L’ex ministro aggiunge: “Tra l’altro, in modo ridicolo e imbarazzante, sono stati loro, e non Conte, a rifiutare un’alleanza. Oggi Letta si sta sentendo con Calenda e presumibilmente domani parlerà con Renzi. Si è già seduto con Di Maio, che ha tradito il suo mandato coi 5 Stelle e con alcune decine di voltagabbana come lui e ha creato, con un gioco di palazzo, un partitino nell’aula parlamentare. Quindi, va benissimo così – continua – Andiamo da soli che stiamo meglio. L’incontro tra Beppe Sala e Luigi Di Maio? Non mi meraviglio affatto. Dopo che io gli sono stato accanto lealmente a difendere i nostri principi e a lottare contro i voltagabbana per poi vederlo che, come se niente fosse, parla da voltagabbana e dice che il limite dei due mandati non serve a niente, ormai di Di Maio non mi sorprende più niente”.

Toninelli ribadisce la sua contrarietà al terzo mandato (“Sono assolutamente dalla parte di Conte e di Grillo”, dice smorzando le polemiche) e sui fedelissimi di Conte osserva: “Se queste persone non resteranno al suo fianco in caso di mancata deroga al terzo mandato, allora vuol dire che non sono persone leali e che sono politici di professione interessati solo alla poltrona. Che bisogno ha Conte di persone che difendono la poltrona? Ha bisogno di persone che difendono il progetto del M5s. Io, dal canto mio, farò campagna elettorale per i 5 Stelle.
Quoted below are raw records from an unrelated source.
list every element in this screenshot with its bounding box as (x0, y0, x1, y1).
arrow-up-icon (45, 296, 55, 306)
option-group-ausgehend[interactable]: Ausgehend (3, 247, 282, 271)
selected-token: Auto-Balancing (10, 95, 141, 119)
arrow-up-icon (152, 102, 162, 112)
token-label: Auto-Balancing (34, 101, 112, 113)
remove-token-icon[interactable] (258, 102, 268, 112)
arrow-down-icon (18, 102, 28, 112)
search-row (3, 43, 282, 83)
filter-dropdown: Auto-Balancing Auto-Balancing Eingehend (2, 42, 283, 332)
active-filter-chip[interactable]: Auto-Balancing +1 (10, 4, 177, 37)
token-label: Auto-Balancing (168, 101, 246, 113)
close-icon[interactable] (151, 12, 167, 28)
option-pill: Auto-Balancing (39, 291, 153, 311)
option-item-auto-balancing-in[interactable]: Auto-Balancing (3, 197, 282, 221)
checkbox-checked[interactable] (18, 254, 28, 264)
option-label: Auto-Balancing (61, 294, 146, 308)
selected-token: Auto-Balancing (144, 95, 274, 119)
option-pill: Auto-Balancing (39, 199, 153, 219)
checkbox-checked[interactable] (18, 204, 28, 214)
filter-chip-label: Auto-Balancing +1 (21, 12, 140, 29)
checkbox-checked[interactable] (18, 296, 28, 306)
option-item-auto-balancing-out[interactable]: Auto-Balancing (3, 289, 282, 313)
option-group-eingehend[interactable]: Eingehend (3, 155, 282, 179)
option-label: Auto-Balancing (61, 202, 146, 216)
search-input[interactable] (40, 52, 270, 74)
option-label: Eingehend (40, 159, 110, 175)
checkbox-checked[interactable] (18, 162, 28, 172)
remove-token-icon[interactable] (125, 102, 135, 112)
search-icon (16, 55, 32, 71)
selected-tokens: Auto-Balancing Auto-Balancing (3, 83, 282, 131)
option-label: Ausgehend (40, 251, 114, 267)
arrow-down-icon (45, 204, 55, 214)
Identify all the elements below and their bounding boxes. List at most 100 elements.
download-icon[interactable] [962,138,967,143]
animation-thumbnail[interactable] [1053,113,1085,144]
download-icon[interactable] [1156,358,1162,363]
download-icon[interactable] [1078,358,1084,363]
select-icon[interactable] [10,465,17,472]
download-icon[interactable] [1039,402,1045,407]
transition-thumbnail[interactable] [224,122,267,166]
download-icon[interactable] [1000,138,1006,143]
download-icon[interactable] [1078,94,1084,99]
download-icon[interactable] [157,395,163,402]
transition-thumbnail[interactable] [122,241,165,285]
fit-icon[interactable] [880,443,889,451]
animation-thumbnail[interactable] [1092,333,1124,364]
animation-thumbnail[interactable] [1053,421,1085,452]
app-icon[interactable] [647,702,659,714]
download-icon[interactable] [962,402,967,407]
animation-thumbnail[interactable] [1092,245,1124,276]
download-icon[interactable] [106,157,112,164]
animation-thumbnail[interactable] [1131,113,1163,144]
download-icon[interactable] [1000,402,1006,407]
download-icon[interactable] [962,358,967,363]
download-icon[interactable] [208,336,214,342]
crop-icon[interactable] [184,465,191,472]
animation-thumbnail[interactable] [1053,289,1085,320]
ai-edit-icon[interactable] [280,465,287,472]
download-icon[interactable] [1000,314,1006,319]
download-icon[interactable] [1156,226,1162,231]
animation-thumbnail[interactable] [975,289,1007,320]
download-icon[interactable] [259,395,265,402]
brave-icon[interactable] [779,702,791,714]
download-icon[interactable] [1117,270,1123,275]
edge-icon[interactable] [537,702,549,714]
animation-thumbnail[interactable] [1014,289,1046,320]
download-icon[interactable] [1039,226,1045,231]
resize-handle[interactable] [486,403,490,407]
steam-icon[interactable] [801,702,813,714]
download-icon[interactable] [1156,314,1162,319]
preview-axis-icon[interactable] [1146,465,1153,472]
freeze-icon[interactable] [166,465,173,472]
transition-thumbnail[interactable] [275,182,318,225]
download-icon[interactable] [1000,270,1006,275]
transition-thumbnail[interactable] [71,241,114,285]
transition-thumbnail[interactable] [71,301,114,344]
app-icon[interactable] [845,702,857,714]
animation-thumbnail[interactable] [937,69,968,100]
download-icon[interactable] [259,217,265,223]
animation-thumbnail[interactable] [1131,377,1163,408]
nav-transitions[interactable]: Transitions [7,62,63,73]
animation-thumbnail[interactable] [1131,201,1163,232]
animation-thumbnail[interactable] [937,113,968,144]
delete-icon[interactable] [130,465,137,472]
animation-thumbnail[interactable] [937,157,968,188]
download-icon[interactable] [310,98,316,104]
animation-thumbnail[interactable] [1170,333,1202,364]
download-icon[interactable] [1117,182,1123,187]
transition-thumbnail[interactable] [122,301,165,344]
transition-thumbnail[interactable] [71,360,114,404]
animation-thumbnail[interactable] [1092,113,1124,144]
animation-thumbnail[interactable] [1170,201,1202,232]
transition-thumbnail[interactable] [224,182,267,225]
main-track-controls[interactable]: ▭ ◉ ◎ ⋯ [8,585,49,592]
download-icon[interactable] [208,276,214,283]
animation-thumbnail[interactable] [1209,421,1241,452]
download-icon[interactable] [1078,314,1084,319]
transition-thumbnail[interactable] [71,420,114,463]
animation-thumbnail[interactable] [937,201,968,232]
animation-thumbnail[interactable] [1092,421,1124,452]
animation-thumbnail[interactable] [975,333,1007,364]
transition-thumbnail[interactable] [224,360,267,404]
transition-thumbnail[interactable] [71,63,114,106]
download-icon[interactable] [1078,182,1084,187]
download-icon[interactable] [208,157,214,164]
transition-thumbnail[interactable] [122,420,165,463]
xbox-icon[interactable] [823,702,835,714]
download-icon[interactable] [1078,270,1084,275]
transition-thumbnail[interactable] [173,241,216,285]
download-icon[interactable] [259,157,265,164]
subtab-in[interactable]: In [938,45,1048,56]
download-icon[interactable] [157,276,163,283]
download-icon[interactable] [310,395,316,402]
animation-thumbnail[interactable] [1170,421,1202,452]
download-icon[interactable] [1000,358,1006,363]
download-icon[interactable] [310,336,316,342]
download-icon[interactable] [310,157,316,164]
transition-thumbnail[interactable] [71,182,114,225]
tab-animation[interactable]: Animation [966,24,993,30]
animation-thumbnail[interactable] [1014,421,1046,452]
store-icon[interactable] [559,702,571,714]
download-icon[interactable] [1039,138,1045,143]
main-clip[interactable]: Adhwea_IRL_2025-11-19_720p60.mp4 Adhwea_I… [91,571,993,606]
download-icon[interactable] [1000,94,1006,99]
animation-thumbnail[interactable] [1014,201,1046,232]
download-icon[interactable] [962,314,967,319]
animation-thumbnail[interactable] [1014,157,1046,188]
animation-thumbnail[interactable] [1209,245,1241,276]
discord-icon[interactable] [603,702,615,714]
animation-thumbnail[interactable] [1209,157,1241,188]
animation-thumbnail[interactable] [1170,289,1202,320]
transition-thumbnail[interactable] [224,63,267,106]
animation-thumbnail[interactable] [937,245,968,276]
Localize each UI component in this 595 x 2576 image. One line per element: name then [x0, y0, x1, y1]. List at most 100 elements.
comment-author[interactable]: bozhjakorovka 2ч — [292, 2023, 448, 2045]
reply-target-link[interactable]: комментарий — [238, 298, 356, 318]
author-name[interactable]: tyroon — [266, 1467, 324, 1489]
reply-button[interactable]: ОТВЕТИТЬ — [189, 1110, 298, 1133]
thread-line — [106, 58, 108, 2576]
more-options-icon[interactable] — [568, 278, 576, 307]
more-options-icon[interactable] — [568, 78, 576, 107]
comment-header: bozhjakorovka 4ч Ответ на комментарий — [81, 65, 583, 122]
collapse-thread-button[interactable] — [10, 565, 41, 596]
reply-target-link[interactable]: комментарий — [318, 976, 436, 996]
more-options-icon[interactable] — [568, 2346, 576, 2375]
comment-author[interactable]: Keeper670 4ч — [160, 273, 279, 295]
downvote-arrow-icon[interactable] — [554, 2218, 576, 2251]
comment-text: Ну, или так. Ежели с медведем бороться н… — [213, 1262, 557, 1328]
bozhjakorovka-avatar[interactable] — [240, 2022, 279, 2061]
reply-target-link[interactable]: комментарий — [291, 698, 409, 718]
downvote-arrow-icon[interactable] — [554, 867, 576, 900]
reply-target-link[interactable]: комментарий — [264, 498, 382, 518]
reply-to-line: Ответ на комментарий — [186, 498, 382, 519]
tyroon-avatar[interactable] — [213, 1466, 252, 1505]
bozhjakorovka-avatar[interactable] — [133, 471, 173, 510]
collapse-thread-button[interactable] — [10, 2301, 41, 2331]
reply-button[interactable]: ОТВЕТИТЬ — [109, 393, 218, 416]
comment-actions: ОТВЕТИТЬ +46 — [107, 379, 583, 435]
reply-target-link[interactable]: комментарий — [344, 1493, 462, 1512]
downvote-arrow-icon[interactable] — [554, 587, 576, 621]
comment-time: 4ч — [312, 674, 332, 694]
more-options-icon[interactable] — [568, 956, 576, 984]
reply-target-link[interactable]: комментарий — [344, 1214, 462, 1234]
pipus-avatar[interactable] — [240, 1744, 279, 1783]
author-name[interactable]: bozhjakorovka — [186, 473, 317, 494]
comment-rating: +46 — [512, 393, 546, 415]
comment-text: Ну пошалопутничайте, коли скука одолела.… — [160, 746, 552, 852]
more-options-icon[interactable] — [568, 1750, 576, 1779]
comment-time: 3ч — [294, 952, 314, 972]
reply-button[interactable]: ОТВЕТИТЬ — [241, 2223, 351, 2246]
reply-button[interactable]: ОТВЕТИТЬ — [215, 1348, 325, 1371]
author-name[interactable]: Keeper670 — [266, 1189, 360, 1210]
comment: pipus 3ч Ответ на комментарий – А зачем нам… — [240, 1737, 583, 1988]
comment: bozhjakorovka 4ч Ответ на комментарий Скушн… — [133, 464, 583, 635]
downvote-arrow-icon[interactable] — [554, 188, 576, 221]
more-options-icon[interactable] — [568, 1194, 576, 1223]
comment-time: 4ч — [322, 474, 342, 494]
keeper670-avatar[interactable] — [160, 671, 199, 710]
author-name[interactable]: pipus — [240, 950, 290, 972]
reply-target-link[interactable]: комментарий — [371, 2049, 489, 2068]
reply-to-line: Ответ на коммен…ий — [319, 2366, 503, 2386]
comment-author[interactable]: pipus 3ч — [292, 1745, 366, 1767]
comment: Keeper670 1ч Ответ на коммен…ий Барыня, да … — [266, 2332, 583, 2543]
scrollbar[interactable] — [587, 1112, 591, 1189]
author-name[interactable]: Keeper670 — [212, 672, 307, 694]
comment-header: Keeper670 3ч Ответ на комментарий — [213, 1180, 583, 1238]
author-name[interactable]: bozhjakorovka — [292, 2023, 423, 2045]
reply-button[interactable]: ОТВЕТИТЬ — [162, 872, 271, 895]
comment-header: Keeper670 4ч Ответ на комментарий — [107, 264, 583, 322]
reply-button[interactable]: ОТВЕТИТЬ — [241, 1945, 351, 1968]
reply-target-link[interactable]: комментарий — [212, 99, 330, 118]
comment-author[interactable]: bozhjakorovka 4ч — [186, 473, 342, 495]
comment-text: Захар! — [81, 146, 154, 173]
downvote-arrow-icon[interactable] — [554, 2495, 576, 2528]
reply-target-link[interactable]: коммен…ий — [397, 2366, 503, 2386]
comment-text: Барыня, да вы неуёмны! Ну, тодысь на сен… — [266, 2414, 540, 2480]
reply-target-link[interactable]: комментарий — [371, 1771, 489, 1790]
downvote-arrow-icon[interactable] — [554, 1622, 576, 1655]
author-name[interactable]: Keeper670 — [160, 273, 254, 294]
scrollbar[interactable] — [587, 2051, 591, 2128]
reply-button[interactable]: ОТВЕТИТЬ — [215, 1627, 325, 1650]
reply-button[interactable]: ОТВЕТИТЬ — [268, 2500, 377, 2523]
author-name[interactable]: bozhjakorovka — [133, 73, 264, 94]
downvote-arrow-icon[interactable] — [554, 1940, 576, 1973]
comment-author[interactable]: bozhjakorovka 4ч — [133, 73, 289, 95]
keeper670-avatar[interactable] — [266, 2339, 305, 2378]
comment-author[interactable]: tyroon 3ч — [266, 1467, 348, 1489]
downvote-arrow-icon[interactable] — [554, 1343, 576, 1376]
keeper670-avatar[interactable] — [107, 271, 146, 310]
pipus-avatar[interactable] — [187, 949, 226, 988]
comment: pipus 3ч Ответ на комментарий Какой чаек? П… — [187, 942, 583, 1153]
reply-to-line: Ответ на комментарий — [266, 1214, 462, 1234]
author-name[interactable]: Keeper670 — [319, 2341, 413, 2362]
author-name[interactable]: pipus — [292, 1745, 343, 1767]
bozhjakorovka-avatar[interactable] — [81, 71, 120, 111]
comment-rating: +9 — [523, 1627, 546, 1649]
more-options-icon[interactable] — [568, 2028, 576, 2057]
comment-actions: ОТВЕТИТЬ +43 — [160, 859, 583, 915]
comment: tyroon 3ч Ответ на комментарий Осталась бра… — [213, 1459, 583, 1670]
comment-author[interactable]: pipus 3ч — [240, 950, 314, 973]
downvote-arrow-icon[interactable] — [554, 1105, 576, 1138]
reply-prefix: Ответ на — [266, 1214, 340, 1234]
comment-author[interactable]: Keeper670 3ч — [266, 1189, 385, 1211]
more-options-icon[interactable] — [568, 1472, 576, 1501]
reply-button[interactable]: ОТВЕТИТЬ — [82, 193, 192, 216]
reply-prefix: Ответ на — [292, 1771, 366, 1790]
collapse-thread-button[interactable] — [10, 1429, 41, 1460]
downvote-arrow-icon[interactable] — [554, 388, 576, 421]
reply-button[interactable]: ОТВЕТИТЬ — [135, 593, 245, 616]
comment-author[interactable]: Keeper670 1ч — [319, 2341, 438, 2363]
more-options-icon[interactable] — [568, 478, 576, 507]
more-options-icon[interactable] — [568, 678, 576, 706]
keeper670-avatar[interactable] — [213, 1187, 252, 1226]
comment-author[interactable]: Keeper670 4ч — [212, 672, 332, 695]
Ma la faccio tutti i giorni con due dirette alla settimana su Facebook. Le dimissioni di Crippa da capogruppo M5s alla Camera? – prosegue – Sinceramente non ho capito le ragioni per le quali lo ha fatto. La nostra è stata una non votazione del Dl aiuti, non è che abbiamo votato contro. Tra l’altro, neanche alla Camera il gruppo del M5s non l’ha votato e noi al Senato abbiamo fatto la stessa cosa. Quindi, Crippa ha cambiato idea? Non mi piace questo comportamento. Io sono felice di non aver dato l’appoggio al governo Draghi, ma, se fossi stato di opinione diversa, mi sarei comunque adattato alla sintesi fatta da Conte dopo ben 3 giorni di riunioni. Conte è il mio presidente, il mio capo politico. Non sono d’accordo? Mi adeguo, perché lui si è assunto questa responsabilità. E io il mio capo e il mio simbolo li difendo sempre”.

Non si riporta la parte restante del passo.